With this commonly begins and ends the sum of his knowledge of the matter. Now, the Maori is not altogether such an absolutely superior person. Relatively to some other aboriginal races—the Australian black, for instance, and perhaps most of the North American tribes—the Maori may truly be described as a splendid race; but compared with the Anglo-Saxon, the Maori is nowhere. He cannot match our physical development nor our intellectual capacity, average compared with average.
So, let the Maori go. We do not wish him to, particularly. We are indifferent about the matter. We would not hurry him on any account. Nay, we will even sympathize with him, and sorrow for him—a little. We are content to know that he will make room for a superior race. It is but the process of Nature's sovereign law. The weaker is giving way to the stronger; the superior species is being developed at the expense of the inferior.

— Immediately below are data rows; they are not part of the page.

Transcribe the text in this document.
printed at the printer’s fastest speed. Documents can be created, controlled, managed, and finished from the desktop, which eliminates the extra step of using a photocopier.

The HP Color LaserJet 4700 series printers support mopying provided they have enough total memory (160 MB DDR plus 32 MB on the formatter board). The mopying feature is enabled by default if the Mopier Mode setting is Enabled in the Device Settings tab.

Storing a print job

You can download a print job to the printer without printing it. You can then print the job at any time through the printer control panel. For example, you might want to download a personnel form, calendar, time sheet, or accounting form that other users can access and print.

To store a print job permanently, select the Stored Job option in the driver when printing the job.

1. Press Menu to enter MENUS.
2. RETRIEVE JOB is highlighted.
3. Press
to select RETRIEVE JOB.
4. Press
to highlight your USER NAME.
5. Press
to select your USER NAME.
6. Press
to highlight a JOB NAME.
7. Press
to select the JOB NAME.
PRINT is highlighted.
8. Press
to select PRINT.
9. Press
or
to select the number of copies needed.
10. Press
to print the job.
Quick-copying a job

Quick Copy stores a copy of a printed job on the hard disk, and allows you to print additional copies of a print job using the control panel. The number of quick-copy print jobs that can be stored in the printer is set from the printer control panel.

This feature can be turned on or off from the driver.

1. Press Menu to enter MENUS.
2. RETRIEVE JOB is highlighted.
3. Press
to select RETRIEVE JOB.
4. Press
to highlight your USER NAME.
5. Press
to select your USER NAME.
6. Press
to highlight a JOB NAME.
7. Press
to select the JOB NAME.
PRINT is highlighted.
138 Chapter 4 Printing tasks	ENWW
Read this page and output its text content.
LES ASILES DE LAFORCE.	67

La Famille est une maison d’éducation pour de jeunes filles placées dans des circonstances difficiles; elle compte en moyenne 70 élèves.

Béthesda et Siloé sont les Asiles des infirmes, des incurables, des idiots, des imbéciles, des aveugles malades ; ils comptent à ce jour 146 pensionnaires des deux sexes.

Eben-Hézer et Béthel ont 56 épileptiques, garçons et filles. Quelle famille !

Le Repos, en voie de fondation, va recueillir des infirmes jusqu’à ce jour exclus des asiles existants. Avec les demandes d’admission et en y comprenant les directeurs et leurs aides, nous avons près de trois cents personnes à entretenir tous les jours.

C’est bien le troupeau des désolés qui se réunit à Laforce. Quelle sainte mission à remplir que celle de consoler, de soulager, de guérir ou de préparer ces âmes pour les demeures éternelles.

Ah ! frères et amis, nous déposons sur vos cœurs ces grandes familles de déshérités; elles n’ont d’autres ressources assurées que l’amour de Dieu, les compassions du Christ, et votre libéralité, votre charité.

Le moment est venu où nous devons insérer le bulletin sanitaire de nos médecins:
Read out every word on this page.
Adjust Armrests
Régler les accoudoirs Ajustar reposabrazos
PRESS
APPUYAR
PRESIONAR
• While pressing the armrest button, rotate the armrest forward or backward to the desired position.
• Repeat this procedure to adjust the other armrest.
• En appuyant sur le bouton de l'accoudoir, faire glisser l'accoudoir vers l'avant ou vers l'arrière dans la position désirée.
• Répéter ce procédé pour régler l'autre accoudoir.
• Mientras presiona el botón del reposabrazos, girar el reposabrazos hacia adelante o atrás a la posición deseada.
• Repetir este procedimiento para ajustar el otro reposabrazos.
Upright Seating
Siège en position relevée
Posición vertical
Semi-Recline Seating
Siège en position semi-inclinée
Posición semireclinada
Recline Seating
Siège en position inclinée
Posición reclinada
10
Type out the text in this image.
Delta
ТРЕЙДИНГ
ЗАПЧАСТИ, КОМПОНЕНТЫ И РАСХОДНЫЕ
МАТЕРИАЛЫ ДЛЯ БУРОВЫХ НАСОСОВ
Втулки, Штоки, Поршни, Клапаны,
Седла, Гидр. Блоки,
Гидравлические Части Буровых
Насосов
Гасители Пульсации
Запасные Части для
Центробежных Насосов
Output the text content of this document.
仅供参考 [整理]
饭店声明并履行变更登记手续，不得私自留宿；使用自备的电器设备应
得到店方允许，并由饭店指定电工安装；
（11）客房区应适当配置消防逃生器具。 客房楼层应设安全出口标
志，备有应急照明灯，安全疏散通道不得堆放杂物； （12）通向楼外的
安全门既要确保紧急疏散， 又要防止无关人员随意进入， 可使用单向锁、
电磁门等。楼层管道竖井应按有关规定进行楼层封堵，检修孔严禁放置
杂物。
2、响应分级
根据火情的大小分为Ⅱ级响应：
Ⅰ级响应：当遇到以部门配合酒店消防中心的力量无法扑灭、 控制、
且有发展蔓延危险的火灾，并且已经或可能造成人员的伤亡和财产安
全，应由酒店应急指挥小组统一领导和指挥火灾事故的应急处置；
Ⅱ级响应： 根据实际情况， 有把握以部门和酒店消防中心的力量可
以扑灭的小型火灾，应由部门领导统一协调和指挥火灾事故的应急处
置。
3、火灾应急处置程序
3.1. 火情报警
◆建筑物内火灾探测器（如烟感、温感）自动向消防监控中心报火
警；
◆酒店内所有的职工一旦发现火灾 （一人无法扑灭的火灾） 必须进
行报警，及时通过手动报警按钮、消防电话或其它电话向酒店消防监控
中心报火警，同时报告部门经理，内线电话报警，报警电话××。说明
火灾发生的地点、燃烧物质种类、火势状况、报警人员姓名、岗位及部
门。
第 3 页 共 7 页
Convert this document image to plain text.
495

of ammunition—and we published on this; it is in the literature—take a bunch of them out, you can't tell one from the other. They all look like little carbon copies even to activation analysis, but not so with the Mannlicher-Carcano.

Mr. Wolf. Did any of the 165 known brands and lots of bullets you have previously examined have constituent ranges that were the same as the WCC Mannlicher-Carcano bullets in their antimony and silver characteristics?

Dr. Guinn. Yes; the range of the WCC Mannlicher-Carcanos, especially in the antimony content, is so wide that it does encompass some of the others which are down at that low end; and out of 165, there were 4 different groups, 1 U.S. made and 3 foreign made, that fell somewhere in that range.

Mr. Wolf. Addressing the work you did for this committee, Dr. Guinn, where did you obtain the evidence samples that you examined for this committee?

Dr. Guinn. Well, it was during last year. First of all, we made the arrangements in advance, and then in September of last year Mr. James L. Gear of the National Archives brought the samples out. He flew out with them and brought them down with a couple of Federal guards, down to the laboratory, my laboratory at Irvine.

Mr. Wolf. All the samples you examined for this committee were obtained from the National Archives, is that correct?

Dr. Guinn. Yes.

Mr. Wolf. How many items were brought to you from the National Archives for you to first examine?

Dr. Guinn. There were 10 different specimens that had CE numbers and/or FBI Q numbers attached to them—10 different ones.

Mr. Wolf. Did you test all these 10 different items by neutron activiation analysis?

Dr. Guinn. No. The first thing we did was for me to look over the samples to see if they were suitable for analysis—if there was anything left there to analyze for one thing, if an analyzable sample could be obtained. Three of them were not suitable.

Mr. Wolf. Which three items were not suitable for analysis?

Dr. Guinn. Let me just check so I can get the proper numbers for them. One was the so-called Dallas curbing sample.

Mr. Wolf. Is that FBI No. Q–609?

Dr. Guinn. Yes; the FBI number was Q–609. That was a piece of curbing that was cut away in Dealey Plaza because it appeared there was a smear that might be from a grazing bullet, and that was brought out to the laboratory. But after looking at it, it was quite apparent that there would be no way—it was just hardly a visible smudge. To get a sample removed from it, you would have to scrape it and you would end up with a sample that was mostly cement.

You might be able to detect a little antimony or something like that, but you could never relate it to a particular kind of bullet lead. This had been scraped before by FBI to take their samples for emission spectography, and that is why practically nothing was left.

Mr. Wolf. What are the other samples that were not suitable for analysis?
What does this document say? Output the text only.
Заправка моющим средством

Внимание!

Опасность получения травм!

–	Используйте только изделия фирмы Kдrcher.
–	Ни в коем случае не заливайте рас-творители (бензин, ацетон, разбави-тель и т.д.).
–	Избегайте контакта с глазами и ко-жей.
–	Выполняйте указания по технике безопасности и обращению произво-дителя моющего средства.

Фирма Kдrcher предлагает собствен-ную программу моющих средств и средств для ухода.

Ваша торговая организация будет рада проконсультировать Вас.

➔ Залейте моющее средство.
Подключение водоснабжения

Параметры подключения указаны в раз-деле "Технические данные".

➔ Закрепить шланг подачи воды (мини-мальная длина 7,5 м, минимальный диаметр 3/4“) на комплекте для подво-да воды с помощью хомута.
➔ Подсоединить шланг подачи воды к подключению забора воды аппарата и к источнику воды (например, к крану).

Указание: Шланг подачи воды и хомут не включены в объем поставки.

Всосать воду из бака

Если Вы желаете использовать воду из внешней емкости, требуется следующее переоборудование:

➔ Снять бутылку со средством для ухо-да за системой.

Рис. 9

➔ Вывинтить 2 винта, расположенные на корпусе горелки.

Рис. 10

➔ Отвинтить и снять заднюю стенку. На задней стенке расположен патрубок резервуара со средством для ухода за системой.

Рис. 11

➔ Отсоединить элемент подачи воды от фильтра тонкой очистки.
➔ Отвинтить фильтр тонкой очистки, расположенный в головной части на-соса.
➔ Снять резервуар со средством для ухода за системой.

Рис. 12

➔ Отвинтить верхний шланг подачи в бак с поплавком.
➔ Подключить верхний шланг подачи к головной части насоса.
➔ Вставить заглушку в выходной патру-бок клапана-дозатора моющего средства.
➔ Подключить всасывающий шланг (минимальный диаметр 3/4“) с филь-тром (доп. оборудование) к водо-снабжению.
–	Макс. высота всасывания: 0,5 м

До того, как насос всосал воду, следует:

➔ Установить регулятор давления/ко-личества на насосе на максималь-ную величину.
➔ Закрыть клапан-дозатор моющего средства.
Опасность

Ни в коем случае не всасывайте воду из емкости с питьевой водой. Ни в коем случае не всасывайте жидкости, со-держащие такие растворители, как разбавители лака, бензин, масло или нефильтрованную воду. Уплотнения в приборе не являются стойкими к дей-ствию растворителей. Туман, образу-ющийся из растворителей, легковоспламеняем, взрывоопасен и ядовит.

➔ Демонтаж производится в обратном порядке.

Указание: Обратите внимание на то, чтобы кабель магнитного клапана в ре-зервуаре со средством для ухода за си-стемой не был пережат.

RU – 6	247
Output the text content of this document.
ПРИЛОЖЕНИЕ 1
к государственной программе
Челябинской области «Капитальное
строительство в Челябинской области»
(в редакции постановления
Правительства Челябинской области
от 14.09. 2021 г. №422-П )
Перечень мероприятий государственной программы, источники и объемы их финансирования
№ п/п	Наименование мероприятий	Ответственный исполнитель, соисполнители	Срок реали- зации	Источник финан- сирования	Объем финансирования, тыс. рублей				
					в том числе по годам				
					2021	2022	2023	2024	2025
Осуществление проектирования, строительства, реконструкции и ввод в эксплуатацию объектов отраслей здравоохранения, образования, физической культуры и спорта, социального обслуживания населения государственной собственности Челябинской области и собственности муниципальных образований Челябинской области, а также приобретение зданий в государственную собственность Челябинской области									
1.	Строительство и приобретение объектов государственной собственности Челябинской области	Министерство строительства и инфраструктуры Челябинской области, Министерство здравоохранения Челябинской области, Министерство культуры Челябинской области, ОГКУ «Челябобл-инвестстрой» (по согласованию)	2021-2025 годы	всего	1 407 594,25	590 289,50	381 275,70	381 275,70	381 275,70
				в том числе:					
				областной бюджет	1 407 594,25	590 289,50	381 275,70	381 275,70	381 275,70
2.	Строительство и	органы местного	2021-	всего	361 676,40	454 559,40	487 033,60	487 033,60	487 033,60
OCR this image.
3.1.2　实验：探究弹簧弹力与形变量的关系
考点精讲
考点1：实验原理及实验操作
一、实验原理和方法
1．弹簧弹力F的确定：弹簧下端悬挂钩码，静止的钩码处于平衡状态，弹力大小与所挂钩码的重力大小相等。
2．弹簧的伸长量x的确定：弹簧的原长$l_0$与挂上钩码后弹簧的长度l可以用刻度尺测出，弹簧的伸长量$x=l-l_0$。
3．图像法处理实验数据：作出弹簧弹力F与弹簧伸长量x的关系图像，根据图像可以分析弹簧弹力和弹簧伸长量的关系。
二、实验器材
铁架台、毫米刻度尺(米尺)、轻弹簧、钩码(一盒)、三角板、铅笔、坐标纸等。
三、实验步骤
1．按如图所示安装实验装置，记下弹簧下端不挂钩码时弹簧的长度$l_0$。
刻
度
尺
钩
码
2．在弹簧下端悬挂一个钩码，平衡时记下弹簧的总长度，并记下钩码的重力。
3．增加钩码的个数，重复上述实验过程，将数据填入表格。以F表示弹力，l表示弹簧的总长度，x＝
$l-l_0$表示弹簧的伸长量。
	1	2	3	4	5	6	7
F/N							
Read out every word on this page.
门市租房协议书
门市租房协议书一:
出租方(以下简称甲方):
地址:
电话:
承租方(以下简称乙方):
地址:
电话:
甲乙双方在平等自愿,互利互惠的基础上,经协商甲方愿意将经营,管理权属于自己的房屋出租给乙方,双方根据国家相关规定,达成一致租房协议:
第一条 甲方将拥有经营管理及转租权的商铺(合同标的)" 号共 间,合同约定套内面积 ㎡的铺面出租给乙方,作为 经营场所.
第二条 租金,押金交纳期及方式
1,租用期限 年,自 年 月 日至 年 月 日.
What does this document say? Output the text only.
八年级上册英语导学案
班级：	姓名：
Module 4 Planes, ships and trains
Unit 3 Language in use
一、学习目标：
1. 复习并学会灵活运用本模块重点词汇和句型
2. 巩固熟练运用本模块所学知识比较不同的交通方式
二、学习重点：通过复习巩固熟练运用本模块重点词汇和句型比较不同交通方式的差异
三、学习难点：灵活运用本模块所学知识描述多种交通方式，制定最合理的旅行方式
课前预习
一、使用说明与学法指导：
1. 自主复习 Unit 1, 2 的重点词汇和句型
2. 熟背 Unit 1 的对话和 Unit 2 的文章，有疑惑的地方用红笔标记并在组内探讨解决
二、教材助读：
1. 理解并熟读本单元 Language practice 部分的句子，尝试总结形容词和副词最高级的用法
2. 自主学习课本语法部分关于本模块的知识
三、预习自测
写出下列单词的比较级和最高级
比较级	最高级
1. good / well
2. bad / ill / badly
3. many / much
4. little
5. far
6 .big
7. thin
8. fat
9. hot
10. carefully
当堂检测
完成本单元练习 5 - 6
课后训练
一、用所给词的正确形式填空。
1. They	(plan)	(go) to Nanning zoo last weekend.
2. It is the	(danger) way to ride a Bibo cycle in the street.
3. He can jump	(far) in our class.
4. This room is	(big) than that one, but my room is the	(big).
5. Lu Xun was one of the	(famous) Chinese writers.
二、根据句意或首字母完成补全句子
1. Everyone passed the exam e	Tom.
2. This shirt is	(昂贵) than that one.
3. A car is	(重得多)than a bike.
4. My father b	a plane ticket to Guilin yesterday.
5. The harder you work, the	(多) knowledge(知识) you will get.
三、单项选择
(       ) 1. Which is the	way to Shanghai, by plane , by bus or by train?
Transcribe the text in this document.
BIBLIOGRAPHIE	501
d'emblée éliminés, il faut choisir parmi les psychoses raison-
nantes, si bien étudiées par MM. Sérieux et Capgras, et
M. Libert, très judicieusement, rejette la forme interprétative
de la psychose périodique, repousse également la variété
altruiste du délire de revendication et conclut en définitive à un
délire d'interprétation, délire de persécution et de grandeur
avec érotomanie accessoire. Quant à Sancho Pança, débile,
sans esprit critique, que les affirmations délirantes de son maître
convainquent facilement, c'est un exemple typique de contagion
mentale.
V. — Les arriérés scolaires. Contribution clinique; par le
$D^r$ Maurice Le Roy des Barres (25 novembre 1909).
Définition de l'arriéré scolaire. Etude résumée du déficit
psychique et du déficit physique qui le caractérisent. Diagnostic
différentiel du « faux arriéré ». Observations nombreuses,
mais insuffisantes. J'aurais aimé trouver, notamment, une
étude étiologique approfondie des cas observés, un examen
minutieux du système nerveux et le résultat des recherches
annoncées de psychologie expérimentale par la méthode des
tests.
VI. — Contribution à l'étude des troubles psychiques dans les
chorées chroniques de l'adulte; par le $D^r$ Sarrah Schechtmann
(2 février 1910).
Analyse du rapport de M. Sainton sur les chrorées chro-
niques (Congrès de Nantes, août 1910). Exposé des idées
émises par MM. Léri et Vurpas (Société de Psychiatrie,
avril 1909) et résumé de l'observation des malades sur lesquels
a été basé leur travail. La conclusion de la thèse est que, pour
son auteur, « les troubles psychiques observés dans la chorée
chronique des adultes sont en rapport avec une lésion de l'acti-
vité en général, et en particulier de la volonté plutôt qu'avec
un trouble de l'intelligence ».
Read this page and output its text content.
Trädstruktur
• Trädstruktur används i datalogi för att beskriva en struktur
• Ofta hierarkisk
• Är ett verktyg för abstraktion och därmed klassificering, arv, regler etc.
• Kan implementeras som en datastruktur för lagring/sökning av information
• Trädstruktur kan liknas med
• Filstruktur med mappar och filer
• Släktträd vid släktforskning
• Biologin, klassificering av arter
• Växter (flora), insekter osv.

In appearance, the Maori strike you favourably. Their features are good, being quite in Caucasian mould, though inclining a little to coarseness. Their heads are well shaped, their bodies and limbs well developed and muscular. They are somewhat long in the back and short in the leg, as compared with Europeans; and both men and women are able to pikau (hump, or carry on the back and shoulders) great weights for long distances.
The colour of the skin varies. In some it is almost a coppery brown, in others a dusky olive. The hair is black or brown, occasionally reddish. The faces are open and intelligent, capable of much expression, and pleasing when in repose. The eyes are large and full, and the teeth naturally of dazzling whiteness and regularity. Some of the young girls are comely and pretty, but as they grow old they often get repulsively ugly.
The average height is perhaps a little over that of Englishmen; but the Maori are seldom over six feet, and not often below five feet six inches. Deformed persons are to be seen in every kainga, where they are looked upon as, to some extent, privileged by their misfortune.
The moku (tattooing) has gone out of fashion, and is seldom seen on young men now, except among very conservative communities. Plenty of the older men, however, show it, and are still proud of it. The women were never marked much, a line or two about the mouth, and on the chin, was all they were allowed.